Wir produzieren fast alles in Europa und arbeiten eng mit Partnern zusammen, die wir persönlich kennen. Unser Leder stammt aus Italien, hochwertig und langlebig. Für uns ist es selbstverständlich, dass nicht nur das Produkt schön ist, sondern auch die Umstände, unter denen es entsteht.
Jetzt habt ihr mitten in Zürich einen Laden eröffnet. Wird das die Modeszene hier nochmals beleben?
Ja, das war für uns ein wichtiger Schritt. Wir sind an einem Punkt, an dem wir sagen können: Wir sind eine Marke. Ein Flagship-Store in einer Stadt wie Zürich ist dafür entscheidend. Nächstes Jahr könnte vielleicht München oder Stockholm folgen.
Welches Schuhmodell aus eurer Kollektion spiegelt dich am meisten wider?
Ganz klar der Boot. Das war unser erstes Produkt – und er repräsentiert für mich nach wie vor die DNA unserer Marke.

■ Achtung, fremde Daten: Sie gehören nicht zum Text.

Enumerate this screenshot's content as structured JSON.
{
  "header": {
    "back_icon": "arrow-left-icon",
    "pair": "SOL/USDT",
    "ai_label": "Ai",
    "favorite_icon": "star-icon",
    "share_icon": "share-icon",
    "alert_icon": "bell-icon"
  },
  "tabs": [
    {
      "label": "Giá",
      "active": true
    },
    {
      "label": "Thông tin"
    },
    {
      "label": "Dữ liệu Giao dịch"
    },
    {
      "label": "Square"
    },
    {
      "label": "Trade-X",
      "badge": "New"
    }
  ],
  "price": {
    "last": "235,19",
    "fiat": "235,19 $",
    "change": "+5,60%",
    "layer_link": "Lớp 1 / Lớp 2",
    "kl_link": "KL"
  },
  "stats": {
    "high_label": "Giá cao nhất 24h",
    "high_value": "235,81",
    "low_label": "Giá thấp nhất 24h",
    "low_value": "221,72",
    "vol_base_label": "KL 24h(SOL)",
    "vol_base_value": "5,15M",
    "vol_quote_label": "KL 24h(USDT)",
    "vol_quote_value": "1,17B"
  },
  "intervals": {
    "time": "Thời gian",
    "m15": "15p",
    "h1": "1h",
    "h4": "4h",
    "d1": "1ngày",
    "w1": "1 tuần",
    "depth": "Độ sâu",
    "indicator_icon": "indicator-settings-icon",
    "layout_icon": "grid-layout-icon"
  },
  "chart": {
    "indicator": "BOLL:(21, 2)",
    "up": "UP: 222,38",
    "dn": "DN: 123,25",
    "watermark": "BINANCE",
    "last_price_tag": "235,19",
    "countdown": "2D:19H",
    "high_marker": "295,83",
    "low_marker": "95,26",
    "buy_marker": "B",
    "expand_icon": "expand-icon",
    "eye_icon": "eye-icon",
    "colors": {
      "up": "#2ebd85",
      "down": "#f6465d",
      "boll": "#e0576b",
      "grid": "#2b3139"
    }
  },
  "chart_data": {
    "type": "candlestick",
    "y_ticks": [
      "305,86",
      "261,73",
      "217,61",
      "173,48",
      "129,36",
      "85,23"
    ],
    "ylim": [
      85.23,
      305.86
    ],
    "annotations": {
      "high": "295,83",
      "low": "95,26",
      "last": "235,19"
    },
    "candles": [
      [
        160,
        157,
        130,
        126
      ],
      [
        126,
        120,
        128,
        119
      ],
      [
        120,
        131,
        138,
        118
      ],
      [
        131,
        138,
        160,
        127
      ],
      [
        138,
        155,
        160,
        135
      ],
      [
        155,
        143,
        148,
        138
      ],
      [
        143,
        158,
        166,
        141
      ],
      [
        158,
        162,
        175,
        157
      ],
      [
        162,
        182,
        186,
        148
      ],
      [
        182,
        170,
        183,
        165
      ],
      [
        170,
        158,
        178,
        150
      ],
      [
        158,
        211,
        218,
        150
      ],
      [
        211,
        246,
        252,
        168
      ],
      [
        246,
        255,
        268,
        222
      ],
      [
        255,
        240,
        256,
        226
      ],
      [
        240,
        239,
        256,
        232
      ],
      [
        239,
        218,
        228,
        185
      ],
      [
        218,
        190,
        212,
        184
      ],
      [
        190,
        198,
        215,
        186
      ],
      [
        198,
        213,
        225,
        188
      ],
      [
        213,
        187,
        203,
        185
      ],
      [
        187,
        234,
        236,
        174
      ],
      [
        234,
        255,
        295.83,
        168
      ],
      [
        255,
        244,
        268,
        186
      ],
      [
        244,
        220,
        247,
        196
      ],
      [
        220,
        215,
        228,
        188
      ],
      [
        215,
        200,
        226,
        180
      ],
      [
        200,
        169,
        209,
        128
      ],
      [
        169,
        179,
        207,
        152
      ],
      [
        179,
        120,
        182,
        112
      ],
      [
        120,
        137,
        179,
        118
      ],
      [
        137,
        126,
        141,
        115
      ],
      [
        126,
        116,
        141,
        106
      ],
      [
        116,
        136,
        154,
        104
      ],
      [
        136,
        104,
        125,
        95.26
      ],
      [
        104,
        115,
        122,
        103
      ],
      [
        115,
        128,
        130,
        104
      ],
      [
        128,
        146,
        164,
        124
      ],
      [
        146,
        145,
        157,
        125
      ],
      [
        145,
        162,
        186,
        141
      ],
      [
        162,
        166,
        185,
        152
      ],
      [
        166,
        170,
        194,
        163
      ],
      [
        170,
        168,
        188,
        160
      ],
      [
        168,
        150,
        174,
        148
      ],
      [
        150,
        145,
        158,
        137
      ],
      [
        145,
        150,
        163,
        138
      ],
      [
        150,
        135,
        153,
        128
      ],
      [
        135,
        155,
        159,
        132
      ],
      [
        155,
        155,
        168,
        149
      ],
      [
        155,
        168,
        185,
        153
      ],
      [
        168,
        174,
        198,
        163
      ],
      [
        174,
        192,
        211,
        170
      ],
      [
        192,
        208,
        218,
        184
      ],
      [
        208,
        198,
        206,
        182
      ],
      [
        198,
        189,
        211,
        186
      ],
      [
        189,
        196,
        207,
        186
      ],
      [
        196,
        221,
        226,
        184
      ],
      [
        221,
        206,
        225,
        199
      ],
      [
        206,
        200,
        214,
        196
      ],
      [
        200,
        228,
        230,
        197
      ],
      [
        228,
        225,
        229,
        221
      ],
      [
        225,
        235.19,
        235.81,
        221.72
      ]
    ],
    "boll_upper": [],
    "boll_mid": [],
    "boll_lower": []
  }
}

Gab es Überraschungen, wenn du die kulturellen Unterschiede in den Schuhmärkten im Ausland mit der Schweiz vergleichst?
Ja, absolut. Jede Kultur hat andere Vorlieben. In der Schweiz schätzt man eher Bequemlichkeit, in asiatischen Ländern ist Mode wichtiger, und in den USA dominiert ein eher freier, sportlicher Stil. Aber weil unsere Kollektion so vielseitig ist, findet jedes Land seinen passenden Schuh.
Und privat – was trägst du an einem freien Tag?
Sneakers! Wir machen sie jetzt seit drei Jahren, und sie sind für mich in der Freizeit unverzichtbar. Wenn ich ausgehe, greife ich aber auch mal gerne zu High Heels.
Viele junge Frauen träumen von einer Karriere wie deiner. Welchen Rat würdest du einer 20-Jährigen geben?
Hart arbeiten. An sich glauben. Sich nicht beirren lassen, auch wenn es Rückschläge gibt. Wichtig ist, das Ziel vor Augen zu behalten und alles zu geben. Jeder Umweg oder Rückschlag ist eine Lektion, aus der man lernt.

Auch mit Sneakers von INUIKII muss man im Winter nicht frieren.